TYPE ONE: People who seem to think nothing’s wrong or don’t care

I don’t know that in their heart of hearts anyone is really convinced that there’s nothing wrong with the state of Malta right now. No matter how much they crow that it is “L’Aqwa Zmien”, I believe it’s only the truly brain-damaged who can really think everything is A-OK.

But amoral familism means that so many Maltese must necessarily be inured to the way things are done on the rock for self-preservation’s sake.

If you’re not familiar with amoral familism, Ryan Murdock has written about it before (of course he has, always on the ball that one) on Daphne’s blog here.

In brief:

Because so many Maltese are beholden to whatever scraps their beloved party or leader throws to them off the table, they are forced to at least pretend like everything is ok. Some will resort to trolling on social media or attacking activists at the protest memorial. Others, like Saviour Balzan, tailor their editorial line to defend their paymasters with propaganda and spin. And others, like literally every Labour MP, will fight like rabid dogs to defend this fiction because it is literally their raison d’etre.

TYPE TWO: people who are either too apathetic or too afraid to really engage in the issue

I don’t have a photo for these people.

These people are fed-up and pissed off. They can see their trees disappearing, their houses crumbling around them, the number of homeless increasing on the streets, and they can feel the humiliation of telling someone foreign – while on their travels – that they are from Malta.

But they cannot really do anything about it. Some of their friends are Type One and they don’t want to rock the boat. Perhaps their boss is a staunch Muscat-fan. Their neighbours would make their lives hell if they dared criticise the state of what was once a proud nation.

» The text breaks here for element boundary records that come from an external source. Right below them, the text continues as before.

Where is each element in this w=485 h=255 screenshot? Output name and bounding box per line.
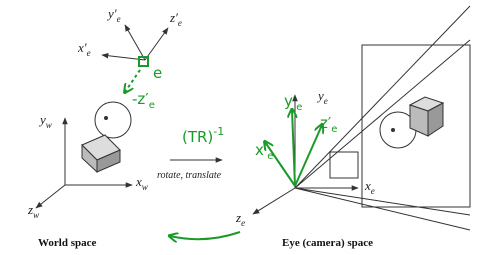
caption: Eye (camera) space (282, 237, 373, 249)
label: e (153, 64, 162, 82)
label: y′e (106, 6, 121, 24)
return-arrow (170, 232, 240, 239)
label: z′e (169, 10, 182, 28)
label: z′e (320, 114, 337, 135)
eye-axes: ye xe ze x′e y′e z′e (235, 6, 470, 230)
label: xe (364, 178, 375, 196)
label: -z′e (132, 90, 155, 111)
label: x′e (255, 141, 273, 162)
transform: (TR)-1 rotate, translate (157, 125, 224, 181)
top-axes: y′e z′e x′e e -z′e (77, 6, 182, 111)
caption: rotate, translate (157, 170, 222, 181)
label: x′e (77, 40, 91, 58)
label: yw (38, 112, 52, 130)
label: ye (316, 88, 328, 106)
diagram: y′e z′e x′e e -z′e yw xw zw (TR)-1 rotat… (0, 0, 485, 255)
caption: World space (38, 237, 96, 249)
label: y′e (284, 92, 302, 113)
world-axes: yw xw zw (27, 102, 148, 220)
label: xw (135, 174, 148, 192)
label: ze (235, 210, 245, 228)
label: zw (27, 202, 39, 220)
label: (TR)-1 (182, 125, 224, 146)
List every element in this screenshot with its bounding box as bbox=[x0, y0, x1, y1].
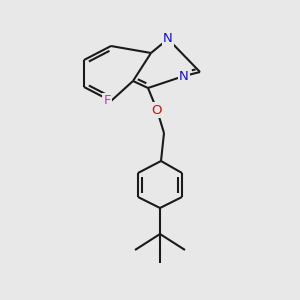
Text: O: O bbox=[152, 103, 162, 116]
Text: F: F bbox=[103, 94, 111, 107]
Text: N: N bbox=[163, 32, 173, 46]
Text: N: N bbox=[179, 70, 189, 83]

Or if they do feel compelled to do/say something about it, they feel it’s pointless anyway. They think something along the lines of “The Council of Europe is in a battle with Malta to get it to adopt 21st democracy, what hope do I have of changing anything?”

TYPE THREE: the people who won’t take it any more

That number is, thankfully, growing. The crowds at the Second Anniversary protest for Daphne’s assassination were powerful. The membership of Civil Society group Repubblika is swelling. The Martin Sciclunas and Eddy Priviteras and Raphael Vassallos of this world are being drowned out increasingly by voices of reason clamouring for change.

But for the past two years there has been a steady concerted effort to bully and crowd out this faction. They’ve been painted as a big conspiracy to undermine Malta, they’ve been painted as a cabal of Nationalist conspirators. They’ve been labelled “Holier Than Thou” and “Indannati” and the mob has tried to deprive them of oxygen to operate and oppose.


The Picture of Serenity

The end result, however, has been to merely postpone the scrutiny not diminish it. And Muscat is aware of this too. That’s why he’s panicking.  That’s why, as Murdock points out “this Prime Minister has begun to resemble a frightened man whose public bark is hiding an increasingly toothless bite”.

As I’ve said before (read it here if you like) is snapping at Claire Caruana revealed a Prime Minister cracking under pressure.